Mom stops, sniffs, pivots.
But it’s not Mom I see. It’s Monster Mom.
Vampire Mom.

Her neck is bloody. Her nursing uniform is splashed with red down the top left side. Her hair is askew, and her eyes are yellow and filled with a wild, hungry rage that seems to blot me out, paint a target on my throat, and draw her near. She spots me here beneath my brown and orange cheer skirt, a greedy smile slithering to her face. Light reflects off the drool streaming from the sharp, spiny tips.

Of.
My.
Mom’s.
Fangs!
She doesn’t say anything to the Shadow Man, only hisses him back with a gruff, almost animal language. The noise shatters the otherwise peaceful house, shakes the glass in my window
The Shadow Man comes running, his footsteps pounding on the hollow wood floor.
I scramble to get up, the red towel, moist and moldy, wrapping around my legs, tripping me. I land with a thud on my bare wooden bed frame. It cracks; my arm smacks; the pain shoots through my elbow.

Mom sails across the room to me. Her fingernails, like claws, gouge at my skin.
“Mom. Mom! It’s me, Lily, your daughter!”
She doesn’t care, doesn’t hear. Her mouth is a gaping yaw of black and blood. With those awful, glistening fangs, she tears at my skin.

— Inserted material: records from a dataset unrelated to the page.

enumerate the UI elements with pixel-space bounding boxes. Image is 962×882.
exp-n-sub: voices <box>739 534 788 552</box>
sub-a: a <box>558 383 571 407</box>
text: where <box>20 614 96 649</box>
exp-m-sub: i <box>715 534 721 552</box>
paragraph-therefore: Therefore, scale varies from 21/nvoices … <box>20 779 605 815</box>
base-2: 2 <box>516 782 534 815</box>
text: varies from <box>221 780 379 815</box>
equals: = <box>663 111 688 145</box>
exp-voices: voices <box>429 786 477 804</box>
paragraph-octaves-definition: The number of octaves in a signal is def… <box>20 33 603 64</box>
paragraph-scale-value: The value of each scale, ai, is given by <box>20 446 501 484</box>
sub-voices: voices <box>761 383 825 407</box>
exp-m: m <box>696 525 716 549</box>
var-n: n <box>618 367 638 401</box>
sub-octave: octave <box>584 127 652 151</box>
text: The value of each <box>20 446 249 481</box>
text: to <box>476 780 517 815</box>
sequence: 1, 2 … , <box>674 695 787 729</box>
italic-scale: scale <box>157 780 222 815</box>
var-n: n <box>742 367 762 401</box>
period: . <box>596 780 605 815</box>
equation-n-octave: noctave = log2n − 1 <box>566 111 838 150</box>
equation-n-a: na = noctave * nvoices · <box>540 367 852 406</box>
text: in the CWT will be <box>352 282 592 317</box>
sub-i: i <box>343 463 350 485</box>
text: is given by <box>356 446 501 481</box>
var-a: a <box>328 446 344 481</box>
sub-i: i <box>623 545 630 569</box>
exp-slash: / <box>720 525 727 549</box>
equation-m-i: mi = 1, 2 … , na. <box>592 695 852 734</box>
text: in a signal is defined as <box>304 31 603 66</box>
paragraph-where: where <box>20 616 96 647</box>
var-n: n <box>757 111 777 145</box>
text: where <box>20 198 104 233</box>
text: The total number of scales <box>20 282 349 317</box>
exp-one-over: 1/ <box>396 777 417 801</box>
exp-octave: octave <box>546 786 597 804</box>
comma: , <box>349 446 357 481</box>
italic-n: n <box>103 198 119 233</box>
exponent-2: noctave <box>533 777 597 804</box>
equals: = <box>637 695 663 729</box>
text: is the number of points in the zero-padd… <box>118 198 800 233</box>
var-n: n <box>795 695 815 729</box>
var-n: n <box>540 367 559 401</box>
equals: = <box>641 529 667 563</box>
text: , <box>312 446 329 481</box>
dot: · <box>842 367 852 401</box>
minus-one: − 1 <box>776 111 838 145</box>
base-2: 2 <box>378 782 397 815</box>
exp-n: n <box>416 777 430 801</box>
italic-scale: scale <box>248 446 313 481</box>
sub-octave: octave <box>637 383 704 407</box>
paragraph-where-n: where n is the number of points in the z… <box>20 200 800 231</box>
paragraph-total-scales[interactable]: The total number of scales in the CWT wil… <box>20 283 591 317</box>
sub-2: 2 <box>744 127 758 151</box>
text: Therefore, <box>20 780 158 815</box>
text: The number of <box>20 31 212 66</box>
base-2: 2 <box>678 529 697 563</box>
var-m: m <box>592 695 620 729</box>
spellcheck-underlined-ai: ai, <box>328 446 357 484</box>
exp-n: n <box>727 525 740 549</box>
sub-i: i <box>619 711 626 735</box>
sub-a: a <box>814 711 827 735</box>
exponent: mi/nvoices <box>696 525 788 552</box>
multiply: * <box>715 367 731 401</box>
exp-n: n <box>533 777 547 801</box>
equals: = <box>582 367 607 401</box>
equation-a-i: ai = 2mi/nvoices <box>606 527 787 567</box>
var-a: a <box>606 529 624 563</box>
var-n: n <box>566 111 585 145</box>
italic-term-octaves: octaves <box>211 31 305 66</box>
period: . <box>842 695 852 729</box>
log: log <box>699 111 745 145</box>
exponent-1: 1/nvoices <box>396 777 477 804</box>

The Shadow Man leans on the doorframe, laughing, licking his lips, letting Mom do the dirty work.
And it’s so sunny out, the rays streaming through the windows. How is this happening now?
I pull back once, twice, straining my neck, yelping, my shoulders and arms growing slick with blood as Mom continues to scrape and scratch, seeking a hold on my neck.

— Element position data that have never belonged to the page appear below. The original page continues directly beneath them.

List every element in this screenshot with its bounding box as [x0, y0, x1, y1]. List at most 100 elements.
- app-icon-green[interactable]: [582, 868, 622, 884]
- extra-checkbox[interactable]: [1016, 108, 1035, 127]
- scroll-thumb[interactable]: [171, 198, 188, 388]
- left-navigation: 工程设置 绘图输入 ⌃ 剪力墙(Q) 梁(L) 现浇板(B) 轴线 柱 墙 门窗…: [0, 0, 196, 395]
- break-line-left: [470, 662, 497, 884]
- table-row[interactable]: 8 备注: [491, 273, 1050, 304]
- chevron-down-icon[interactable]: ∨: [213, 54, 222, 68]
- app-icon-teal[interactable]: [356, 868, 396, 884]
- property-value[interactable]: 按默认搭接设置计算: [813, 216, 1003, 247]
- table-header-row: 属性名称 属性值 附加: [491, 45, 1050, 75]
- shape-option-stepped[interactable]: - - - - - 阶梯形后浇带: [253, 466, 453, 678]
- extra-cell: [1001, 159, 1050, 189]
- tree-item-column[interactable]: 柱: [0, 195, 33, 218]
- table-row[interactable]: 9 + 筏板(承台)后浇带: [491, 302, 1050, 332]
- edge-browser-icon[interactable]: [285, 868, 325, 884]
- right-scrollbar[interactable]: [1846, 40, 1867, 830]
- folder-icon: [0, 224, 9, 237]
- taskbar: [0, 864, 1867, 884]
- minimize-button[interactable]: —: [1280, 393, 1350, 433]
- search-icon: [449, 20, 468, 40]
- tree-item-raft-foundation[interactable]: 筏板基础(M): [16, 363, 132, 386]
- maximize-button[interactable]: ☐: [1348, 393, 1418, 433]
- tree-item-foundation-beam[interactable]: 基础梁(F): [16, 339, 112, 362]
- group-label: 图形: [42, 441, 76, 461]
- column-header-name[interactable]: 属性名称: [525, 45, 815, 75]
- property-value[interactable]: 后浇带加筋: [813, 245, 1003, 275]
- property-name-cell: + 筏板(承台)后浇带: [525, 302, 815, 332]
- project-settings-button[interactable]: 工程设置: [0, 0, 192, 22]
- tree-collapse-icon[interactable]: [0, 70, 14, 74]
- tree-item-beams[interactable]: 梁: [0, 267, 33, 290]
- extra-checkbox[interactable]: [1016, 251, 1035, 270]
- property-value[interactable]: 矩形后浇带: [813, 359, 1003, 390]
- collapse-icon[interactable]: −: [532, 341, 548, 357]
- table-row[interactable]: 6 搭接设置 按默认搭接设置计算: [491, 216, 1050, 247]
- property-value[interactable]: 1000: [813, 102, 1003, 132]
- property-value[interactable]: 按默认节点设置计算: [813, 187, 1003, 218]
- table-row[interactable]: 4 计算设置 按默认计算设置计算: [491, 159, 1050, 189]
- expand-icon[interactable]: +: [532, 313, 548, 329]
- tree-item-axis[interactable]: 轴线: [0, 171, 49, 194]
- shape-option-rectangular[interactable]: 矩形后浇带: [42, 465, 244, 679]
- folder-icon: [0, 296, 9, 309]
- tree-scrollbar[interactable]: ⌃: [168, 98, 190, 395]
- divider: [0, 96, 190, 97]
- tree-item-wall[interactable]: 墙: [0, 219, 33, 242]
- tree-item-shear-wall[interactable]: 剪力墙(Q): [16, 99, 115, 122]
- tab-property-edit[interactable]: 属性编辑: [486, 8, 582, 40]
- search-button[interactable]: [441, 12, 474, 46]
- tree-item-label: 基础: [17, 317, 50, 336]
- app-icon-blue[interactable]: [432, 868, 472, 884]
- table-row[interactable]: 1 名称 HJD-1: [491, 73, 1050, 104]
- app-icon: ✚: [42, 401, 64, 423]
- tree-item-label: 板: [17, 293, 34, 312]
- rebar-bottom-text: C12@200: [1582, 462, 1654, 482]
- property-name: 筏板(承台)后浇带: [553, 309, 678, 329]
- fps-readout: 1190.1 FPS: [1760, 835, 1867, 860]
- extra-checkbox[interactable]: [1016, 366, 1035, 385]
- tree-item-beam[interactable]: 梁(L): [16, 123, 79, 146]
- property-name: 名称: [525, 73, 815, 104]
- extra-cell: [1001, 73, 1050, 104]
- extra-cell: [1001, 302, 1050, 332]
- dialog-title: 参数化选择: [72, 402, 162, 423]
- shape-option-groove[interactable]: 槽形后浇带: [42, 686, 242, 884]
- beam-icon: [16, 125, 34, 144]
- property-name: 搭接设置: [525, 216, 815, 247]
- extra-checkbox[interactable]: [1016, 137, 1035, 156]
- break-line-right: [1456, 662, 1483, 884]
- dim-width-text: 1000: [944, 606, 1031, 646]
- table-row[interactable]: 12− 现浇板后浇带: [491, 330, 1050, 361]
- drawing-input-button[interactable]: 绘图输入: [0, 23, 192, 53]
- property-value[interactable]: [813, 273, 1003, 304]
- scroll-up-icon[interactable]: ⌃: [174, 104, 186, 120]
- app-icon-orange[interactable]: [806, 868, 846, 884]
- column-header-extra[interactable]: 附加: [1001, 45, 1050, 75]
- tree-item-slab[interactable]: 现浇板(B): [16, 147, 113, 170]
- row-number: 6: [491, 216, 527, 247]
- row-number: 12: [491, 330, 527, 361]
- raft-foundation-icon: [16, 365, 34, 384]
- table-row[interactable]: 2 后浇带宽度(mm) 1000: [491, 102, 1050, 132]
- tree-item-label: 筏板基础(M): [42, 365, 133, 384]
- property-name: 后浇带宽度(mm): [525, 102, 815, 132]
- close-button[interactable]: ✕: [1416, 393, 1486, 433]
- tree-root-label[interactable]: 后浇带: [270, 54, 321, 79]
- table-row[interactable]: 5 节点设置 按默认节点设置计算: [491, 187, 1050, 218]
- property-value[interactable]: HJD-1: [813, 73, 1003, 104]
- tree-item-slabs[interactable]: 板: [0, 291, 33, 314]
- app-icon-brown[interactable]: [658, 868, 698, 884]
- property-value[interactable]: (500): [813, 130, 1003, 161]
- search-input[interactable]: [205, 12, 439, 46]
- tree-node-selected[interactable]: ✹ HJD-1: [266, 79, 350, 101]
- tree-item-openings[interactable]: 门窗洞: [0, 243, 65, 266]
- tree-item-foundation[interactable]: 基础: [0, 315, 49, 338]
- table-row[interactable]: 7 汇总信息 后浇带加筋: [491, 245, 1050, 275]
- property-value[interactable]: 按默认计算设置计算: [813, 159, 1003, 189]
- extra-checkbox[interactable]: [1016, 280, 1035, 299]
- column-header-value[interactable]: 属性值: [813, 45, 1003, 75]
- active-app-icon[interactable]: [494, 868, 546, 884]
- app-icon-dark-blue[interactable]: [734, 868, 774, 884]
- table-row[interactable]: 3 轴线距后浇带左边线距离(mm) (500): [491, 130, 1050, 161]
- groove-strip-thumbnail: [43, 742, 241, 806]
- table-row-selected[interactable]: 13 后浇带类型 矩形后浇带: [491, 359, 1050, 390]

We wrestle and grunt, the floor covered with gore. The last thing I see before Mom bites me is Rick Springfield staring down at me, black hair feathery, kind eyes sympathetic, shoulder muscles rippling just for me.
Now the ceiling shatters into a million pieces.

Men and women burst through and land on the floor.
I am spent, high and bleary like when my blood sugar gets too low and I’m about to pass out in fourth period before lunch.

A woman in a red leather jumpsuit aims a small crossbow at my mother’s heart.
I want to warn the woman not to miss, not to screw it up.
She pulls the trigger.

Vampire Mom howls, shudders, sinks to the floor.
I join her, gurgling on my own blood, my head coming to rest on the stank red towel. I can feel the blood pumping from my jugular onto it, onto the floor, onto the bed frame.
Several red jumpsuits tackle the Shadow Man and fill him with short wooden stakes until his rib cage looks like a porcupine’s backside.

The woman kneels at my side, her blonde hair in a simple ponytail, her blue eyes kind, her hands gentle. She presses gauze to my neck to stem the bleeding. Her full lips are moving. I strain to hear her and catch the end: “. . . old are you?”

“Seventeen.” I cough up blood and start to pass out. The sunlight streams in, and Rick gazes at me, not quite smiling, not quite frowning, all kinds of sexy in his white tank top.
“Good,” I hear her saying, or at least I think I do, as my eyes shut. “We need another Sister.”
All is black, no more sunlight, no more Vampire Mom, no more Springfield.
My last words are, “I don’t have any sisters.”

A voice, close enough to stir my long black hair, says softly, “You do now.”